Field Law partner Kevin Feth has been elected to serve as president of the Law Society of Alberta for 2014. Feth will serve a one-year term as president-elect starting February 2013.

The University of Alberta Faculty of Law graduate first became a bencher in 2008. He won re-election in 2011 and currently serves as chairman of the law society’s conduct committee.

“I am honoured and excited to serve as president during a period of unprecedented change in the legal profession, when the law society is increasingly focused on the protection of the public, enhancing the quality of legal services, and promoting access to the legal system,” said Feth.

Feth, who’s based in Edmonton, will serve as the board’s chairman and senior officer of the law society during his presidency.


Blake Cassels & Graydon LLP tax lawyers Ed Kroft and Scott Wilkie have received the Queen’s diamond jubilee medal in recognition of their contributions to the Canadian Tax Foundation.

Kroft and Wilkie, both tax lawyers, received the medals in Calgary last month at the start of the annual Canadian Tax Foundation conference. Kroft has written several scholarly articles on taxation and made frequent presentations at various tax foundation conferences throughout Canada.
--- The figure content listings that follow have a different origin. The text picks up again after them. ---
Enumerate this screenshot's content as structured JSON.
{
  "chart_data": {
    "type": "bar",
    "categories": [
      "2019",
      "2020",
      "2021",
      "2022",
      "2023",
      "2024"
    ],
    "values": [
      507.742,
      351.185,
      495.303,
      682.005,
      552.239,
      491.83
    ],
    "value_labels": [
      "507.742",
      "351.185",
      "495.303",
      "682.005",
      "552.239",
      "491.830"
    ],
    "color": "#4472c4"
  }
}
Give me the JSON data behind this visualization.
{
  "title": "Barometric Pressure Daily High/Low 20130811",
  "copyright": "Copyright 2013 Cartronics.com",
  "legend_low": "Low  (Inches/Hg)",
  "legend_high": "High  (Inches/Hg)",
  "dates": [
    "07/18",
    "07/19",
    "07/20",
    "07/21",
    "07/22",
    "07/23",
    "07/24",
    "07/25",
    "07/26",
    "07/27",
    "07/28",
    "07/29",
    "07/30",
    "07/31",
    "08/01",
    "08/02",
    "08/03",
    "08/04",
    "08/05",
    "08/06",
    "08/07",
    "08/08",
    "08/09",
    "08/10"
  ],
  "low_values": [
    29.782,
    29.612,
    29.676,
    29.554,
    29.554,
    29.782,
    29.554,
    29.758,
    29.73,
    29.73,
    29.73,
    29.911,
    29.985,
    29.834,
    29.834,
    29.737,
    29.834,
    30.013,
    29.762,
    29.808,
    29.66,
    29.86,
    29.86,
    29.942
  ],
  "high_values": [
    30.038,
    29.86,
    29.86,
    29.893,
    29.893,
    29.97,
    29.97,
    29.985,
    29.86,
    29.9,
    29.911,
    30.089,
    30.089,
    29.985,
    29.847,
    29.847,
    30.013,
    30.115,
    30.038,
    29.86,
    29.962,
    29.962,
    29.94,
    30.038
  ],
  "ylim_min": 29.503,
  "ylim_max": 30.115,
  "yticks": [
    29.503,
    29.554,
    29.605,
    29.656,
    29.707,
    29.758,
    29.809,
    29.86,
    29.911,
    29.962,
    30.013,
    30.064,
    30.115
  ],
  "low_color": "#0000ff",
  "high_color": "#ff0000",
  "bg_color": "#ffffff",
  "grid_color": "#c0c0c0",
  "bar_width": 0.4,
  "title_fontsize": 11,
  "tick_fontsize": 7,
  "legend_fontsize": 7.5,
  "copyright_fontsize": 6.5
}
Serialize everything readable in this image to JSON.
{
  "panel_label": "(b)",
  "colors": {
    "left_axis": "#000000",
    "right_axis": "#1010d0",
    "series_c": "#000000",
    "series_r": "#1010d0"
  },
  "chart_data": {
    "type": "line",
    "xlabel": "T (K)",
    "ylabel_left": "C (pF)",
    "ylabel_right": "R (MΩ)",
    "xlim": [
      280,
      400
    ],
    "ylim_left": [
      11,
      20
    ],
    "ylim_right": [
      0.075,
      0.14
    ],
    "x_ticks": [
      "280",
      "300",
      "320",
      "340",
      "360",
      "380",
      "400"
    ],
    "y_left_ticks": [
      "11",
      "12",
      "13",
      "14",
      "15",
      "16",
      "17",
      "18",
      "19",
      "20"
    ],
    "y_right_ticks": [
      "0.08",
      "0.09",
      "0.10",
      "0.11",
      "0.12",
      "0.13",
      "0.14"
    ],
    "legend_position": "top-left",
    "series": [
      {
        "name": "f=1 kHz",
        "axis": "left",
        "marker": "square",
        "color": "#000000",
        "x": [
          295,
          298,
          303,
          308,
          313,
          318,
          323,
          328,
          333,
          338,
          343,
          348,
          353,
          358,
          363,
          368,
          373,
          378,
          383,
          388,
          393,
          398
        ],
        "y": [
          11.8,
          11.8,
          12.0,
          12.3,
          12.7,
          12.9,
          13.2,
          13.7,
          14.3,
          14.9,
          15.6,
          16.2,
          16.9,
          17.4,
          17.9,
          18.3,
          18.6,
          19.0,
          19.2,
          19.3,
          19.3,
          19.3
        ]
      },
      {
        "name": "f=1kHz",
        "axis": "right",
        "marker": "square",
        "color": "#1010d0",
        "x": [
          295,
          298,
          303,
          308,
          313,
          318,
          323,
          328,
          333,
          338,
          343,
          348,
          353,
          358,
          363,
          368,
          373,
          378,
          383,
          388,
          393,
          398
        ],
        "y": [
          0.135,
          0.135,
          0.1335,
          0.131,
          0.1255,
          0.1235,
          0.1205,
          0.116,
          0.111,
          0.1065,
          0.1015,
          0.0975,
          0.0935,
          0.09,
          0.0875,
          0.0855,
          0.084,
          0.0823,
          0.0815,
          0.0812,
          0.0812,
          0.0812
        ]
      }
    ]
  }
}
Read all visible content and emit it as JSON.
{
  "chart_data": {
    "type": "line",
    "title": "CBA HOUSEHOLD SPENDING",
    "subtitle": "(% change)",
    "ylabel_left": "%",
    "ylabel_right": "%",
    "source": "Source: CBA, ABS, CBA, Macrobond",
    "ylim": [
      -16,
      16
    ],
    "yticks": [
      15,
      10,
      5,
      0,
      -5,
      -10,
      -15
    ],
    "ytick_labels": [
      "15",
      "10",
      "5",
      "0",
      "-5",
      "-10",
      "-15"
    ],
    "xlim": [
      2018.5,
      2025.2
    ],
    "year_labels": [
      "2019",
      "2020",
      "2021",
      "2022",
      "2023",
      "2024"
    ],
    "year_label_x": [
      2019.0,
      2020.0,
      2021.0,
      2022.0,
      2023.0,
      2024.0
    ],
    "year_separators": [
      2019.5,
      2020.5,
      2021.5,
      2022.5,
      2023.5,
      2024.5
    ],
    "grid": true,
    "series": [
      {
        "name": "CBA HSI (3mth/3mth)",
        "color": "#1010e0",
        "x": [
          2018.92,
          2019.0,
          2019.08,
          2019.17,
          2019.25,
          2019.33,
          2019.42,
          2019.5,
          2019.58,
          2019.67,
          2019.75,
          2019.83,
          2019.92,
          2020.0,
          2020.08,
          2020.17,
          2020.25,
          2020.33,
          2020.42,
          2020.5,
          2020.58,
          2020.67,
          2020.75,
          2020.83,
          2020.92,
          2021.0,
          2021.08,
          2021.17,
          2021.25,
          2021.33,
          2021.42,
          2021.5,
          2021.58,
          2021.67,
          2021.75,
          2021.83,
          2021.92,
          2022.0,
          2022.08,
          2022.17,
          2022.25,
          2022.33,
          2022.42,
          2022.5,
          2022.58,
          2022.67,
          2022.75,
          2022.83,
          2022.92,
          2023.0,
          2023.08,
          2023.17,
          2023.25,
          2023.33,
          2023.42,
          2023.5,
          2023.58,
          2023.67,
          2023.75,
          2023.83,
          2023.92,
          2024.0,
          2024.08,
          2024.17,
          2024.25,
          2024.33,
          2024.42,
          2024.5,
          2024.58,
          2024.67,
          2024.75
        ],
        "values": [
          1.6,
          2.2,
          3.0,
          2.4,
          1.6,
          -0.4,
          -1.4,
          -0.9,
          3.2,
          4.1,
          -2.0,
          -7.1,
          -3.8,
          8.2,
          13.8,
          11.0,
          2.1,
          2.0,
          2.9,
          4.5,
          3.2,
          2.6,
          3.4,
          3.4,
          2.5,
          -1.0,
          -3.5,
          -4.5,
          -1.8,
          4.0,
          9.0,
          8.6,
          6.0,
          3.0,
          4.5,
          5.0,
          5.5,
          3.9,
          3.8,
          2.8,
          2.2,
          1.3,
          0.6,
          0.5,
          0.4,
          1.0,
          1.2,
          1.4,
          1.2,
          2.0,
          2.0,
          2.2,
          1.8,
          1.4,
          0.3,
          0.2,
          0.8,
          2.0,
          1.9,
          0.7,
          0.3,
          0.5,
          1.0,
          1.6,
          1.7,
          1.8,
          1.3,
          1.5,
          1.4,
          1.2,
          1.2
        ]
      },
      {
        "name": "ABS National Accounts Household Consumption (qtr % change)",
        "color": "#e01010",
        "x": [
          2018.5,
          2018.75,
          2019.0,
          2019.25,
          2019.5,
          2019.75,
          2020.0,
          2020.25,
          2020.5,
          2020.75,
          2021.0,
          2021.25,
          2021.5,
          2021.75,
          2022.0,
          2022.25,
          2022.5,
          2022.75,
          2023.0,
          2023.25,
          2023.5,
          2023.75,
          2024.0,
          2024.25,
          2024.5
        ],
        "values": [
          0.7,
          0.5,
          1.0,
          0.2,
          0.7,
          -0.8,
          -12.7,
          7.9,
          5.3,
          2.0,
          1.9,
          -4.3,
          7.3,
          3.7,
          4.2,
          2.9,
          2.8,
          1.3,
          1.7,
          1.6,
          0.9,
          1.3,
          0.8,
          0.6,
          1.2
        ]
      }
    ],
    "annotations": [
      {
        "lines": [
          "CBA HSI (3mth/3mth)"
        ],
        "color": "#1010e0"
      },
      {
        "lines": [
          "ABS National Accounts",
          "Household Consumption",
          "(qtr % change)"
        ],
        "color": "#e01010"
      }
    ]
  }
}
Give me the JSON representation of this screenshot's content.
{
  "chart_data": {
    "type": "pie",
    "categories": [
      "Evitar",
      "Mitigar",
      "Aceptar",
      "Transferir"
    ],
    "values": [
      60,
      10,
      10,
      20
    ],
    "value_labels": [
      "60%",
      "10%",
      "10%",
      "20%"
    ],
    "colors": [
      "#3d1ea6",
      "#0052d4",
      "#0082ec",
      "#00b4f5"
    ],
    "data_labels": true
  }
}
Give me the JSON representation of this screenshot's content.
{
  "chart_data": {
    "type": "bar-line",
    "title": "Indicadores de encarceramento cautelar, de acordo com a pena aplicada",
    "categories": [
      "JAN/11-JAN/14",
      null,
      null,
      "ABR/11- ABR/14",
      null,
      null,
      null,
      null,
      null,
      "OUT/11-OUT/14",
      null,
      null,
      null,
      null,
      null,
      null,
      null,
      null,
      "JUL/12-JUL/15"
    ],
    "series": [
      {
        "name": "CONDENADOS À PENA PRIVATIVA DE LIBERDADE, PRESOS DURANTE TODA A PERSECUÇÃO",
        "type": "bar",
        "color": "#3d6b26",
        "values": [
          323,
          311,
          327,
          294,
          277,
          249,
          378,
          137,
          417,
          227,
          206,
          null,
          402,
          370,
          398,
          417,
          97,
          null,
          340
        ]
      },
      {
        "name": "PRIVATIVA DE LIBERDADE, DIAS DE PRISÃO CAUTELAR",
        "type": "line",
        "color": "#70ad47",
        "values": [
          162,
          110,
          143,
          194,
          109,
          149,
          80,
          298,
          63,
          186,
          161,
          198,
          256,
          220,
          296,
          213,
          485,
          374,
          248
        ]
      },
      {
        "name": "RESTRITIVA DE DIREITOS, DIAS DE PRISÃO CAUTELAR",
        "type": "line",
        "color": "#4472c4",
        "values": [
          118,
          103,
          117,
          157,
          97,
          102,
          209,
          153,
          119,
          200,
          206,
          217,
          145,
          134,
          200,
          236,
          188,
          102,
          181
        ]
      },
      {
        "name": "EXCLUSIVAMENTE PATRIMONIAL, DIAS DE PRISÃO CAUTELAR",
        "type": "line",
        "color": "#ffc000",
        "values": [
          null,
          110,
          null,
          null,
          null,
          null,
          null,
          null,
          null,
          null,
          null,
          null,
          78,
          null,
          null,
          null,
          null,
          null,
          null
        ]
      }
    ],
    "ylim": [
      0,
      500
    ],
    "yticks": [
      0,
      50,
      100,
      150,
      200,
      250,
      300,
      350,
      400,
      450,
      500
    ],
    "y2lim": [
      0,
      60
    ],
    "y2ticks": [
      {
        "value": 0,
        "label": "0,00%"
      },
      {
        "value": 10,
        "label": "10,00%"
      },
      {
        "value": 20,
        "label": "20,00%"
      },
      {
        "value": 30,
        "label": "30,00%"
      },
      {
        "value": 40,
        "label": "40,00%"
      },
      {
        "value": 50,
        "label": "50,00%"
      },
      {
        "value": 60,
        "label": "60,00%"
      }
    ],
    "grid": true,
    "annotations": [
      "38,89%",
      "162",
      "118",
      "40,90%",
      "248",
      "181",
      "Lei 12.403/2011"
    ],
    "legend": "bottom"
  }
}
Wilkie has also been involved with the foundation and has authored many books on taxation.


The Canadian Centre for Court Technology has begun looking to the private sector for development funding as it accepts sponsorships from individuals, companies, and law firms.

A recent forum on court technology confirmed that private sector executives want to help bridge the gap between the private sector and Canada’s courts, said the centre’s chief executive officer Patrick Cormier.

“This desire naturally fits within our mandate because it is an essential part of our mission to help courts and tribunals better understand what technology has to offer,” he said.

The partnership, Cormier added, will also help private sector companies succeed in selling their products and services to the courts.